As the COVID-19 crisis progresses, we continue to hear inspiring stories about community mobilization, emergency responses, and community foundations creating innovative solutions.
Across Canada, community foundations have confronted the pandemic with a willingness to provide help and support for those in need. This crisis has shown us the power of an engaged community, and the diverse emergency responses from community foundations have proved the importance of grassroots initiatives in local regions and municipalities.
The following is part of an ongoing series that spotlights the emergency response efforts of local community foundations across Canada. In addition to these features, we have also compiled a map sharing the mobilization efforts from community foundations across the country.
In the middle of March, to protect residents from COVID-19, Prince Edward Island closed all of its long-term care facilities to visitors. While this reduced the risk of potential infection, residents were affected by the lack of visits, experiencing loneliness and feeling disconnected.
Kent Hudson, Executive Director of CFPEI, shared that shortly after the start of the physical distancing protocol, a provincial government employee reached out to CFPEI and suggested funding a program that would provide tablets for seniors in long-term care facilities, allowing folks to stay in touch with their loved ones. Following that conversation, the Tablets for Seniors Fund was born with a goal to provide 100 tablets to care facilities.
To make this vision a reality, “everyone just jumped in,” said Hudson.
Moving from brainstorm to tablet delivery was a team effort.
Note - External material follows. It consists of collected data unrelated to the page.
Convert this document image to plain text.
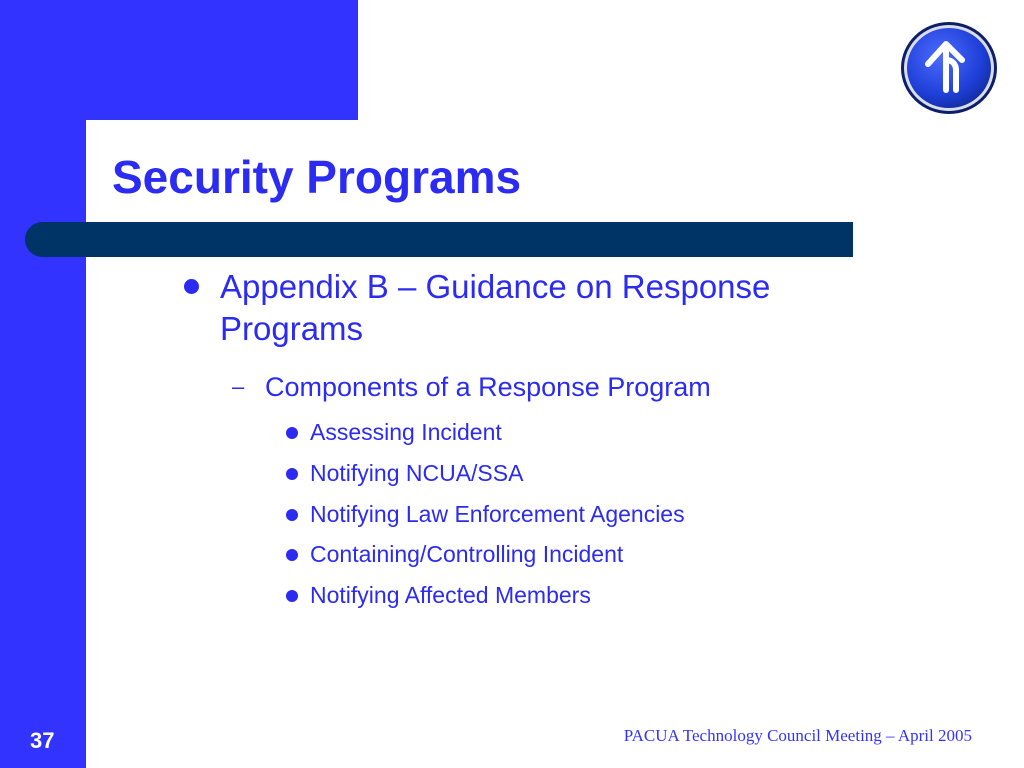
Security Programs
Appendix B – Guidance on Response Programs
– Components of a Response Program
Assessing Incident
Notifying NCUA/SSA
Notifying Law Enforcement Agencies
Containing/Controlling Incident
Notifying Affected Members
37	PACUA Technology Council Meeting – April 2005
The provincial government kickstarted the fund with $10,000. Fundraising brought another $15,000. When it came time to buy the tablets, prices had skyrocketed due to massive demand, so a local company, Combat Computers, explored their supply chain contacts and secured a supplier who could ship 100 tablets. Local credit unions offered to deliver them, and staff at the care facilities helped train users on how to operate the tablets. To date, 50 tablets are in the hands of local seniors and another 50 are on their way, covering the whole island.
CFPEI is working to build on that community spirit and in addition to Tablets for Seniors, the foundation is hosting Stay-At-Home Gala, a free of charge, online gala – all from the comfort of one’s home. Attendees are encouraged to order takeout as a way to support local restaurants in these challenging times.